By the Maker you sound like a moron.

Behind me, Haylis stifles a giggle.

‘Must you? Could we not carry on as we are?’ Kathanhiel asks softly, putting her face against her knees, ‘I had wished for this quest to end before ever needing to...explain. Is it not enough for us to simply slay the Apex? Must we speak of the irrelevant past?’

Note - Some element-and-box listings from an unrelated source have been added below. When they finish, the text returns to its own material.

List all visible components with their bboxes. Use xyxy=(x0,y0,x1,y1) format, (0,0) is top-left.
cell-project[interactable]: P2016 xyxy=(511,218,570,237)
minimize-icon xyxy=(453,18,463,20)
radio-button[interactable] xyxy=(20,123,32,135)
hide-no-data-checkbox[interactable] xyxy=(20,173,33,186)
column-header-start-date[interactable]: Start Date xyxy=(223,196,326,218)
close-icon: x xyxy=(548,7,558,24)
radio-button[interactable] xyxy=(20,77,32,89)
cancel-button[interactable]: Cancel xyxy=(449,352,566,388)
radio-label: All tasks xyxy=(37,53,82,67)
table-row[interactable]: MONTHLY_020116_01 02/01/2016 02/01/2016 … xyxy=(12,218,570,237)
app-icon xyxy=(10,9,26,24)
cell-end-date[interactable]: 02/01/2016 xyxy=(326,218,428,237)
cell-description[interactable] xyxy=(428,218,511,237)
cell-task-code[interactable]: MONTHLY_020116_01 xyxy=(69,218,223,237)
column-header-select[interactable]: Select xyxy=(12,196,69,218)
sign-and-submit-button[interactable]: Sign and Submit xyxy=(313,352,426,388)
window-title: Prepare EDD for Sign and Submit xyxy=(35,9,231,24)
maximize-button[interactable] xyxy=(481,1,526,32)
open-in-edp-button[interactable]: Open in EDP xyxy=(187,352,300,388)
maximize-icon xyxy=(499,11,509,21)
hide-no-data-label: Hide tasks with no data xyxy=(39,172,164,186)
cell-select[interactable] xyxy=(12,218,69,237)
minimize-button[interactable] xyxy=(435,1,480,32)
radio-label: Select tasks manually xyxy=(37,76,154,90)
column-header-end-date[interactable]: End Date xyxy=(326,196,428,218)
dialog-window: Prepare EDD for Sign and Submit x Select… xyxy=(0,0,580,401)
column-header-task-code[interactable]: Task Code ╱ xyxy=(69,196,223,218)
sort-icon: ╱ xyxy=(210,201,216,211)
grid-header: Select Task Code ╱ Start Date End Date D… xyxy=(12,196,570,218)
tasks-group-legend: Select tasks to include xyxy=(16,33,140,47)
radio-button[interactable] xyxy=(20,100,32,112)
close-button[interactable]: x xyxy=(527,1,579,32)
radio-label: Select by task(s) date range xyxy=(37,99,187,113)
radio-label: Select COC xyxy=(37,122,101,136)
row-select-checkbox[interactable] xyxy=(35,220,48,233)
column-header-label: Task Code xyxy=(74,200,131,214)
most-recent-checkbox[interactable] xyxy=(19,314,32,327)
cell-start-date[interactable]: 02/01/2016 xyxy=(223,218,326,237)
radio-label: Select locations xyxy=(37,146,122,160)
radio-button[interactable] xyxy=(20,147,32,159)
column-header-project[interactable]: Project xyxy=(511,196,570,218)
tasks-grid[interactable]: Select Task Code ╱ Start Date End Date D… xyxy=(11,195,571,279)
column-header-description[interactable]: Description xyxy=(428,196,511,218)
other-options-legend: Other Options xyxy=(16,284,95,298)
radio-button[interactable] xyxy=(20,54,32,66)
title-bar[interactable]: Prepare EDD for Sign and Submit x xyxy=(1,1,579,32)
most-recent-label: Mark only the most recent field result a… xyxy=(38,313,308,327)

Before I could answer she laughs at herself. ‘Of course we must. Everyone is depending on me yet I am a scared little girl drowning in a barrel. I’ve not grown up at all, not since...’ She points Kaishen toward where the sun sulks behind the clouds, ‘…not since I inherited this sword from my master. It’s been ten years. Can you believe it?’

Rain streaks down the flawless blade, turning to steam before ever reaching the hilt.

She speaks so very softly: ‘Hero of the Realms…they never called him that. People would brush shoulders with him on the street and they’d yell for him to get out of their way. He always apologized for such trivial cruelties; at the Ford we’d had to say sorry ten times a day. Never understood that. Still don’t.’ Her arm trembles as the red heat creeps up to her elbow. ‘How he must’ve had that look on his face when I chose Talukiel. How disappointed must he be, seeing me like this.’

Kathanhiel looks surprised as Haylis suddenly grabs her arm. Her left hand shoots out, impossibly fast, and breaks Haylis’ grip in an instant by twisting her wrist all the way around.

‘You can leave it alone,’ Haylis says through gritted teeth. ‘We don’t need Kaishen right now so you can let it go!’

Kathanhiel immediately withdraws with a look of self-loathing. ‘Sorry I-I-my mind is adrift. Are you hurt?’

‘We have to talk about this. You’re in no condition to –’

Lightning flashes across the sky. With grey thunderheads stretching from one horizon to the other, it’s difficult to see what’s up there; one blink and I would have missed them.

There are hundreds of winged shadows lurking in the clouds.

The rolling thunder couldn’t mask the iron defiance in Kathanhiel’s voice. ‘Not yet. Our quest is not done.’